As a child, I watched Sha Na Na’s syndicated TV variety show. In a lot of ways, they were a whitebread/ wholesome version of KISS. This was in the Dollar pile. It was originally a double album, but there was only one here when I bought it. Furthermore, the gatefold sleeve was torn out.
Sha Na Na formed from an a cappella group in 1969. Their EIGHTH live performance was Woodstock. This blows my mind. Think about it. They were second to last, playing in the a.m. before Hendrix after playing seven shows. According to the drummer, they were paid $350. And to think, they had to at least split that 12 ways.
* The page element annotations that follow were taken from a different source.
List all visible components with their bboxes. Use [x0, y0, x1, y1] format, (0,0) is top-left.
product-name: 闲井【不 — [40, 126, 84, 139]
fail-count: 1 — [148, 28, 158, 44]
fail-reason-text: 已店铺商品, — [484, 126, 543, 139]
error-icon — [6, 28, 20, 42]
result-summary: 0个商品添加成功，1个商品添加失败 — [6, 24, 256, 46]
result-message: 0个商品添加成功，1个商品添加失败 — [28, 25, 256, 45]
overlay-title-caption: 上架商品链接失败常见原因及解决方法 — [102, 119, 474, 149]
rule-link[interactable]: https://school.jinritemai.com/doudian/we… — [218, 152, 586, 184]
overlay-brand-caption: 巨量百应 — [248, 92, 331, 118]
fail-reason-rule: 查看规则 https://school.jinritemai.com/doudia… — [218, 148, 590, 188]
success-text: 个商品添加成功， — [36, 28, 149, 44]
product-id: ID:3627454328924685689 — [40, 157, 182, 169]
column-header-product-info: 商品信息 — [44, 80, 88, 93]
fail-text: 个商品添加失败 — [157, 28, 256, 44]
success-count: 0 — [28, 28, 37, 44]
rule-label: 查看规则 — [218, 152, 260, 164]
A wise person once told me the ideal size for a band is three members for this reason alone. Back closer to the point, their performance was referenced in the Simpsons when Grandpa Simpson went to Woodstock. However, his sign is totally inaccurate. John “Bowzer” Bauman joined the band about a year later. It should be noted that there is no mention of Bowzer or his involvement in the band on the current Sha Na Na website.
On a side note, Bowzer, I understand, was instrumental in the passage of the Truth in Music Act which guarantees that a touring act has at least one original member. So when you see the Coasters, you can rest assured that there is at least one original member. Which is odd, since Bowzer is not an original member of Sha Na Na. Both Bowzer and Sha Na Na still separately gig here and there.
The first few times I listened to this, in all honesty, I was a little disappointed with this purchase. If you Youtube the band and watch some of their performances (Woodstock for example), you can tell they are a highly visual band. I am not saying this is bad music, but I definitely feel like I am missing something by listening to the record. There is a more vibrant energy to the live tracks as compared to the studio ones. But still, without the three gold suits, the rest of the band in greaser suits, and the choreography, I can’t shake the feeling that I am getting shorted something. Some of the hostility went away after a few listens but again, missing the visual aspect of it. Check out the video below done about the same time as the album. Don’t ask about the spitting. I do not understand it myself.
For a sample, I choose a studio and a live song. For the Studio song, I chose “Pretty Little Angel Eyes” as it is upbeat and showcases the different vocals in the band. For the Live Track, I chose “Rock N Roll is here to Stay”. I always thought there was some brutal honesty in such a radical statement in the original version. When Johnny Cash sings for the beaten and broken down, you believe him. When Dylan says he ain’t going to work on Maggie’s Farm no more, you know believe him. When Wesley Willis tells you to go lick a reindeer’s smelly ass, you know he means it. Likewise, I believe that Danny and the Juniors are sincere when they state that they don’t care what people say, Rock and Roll is here to stay. Or maybe I am just too impressionable and listen to anybody. Anyway, this version has great intro, bleeped out for censorship ( which was the custom at the time).
All things considered, I give this record a satisfactory rating, although I would prefer to watch the Youtube videos.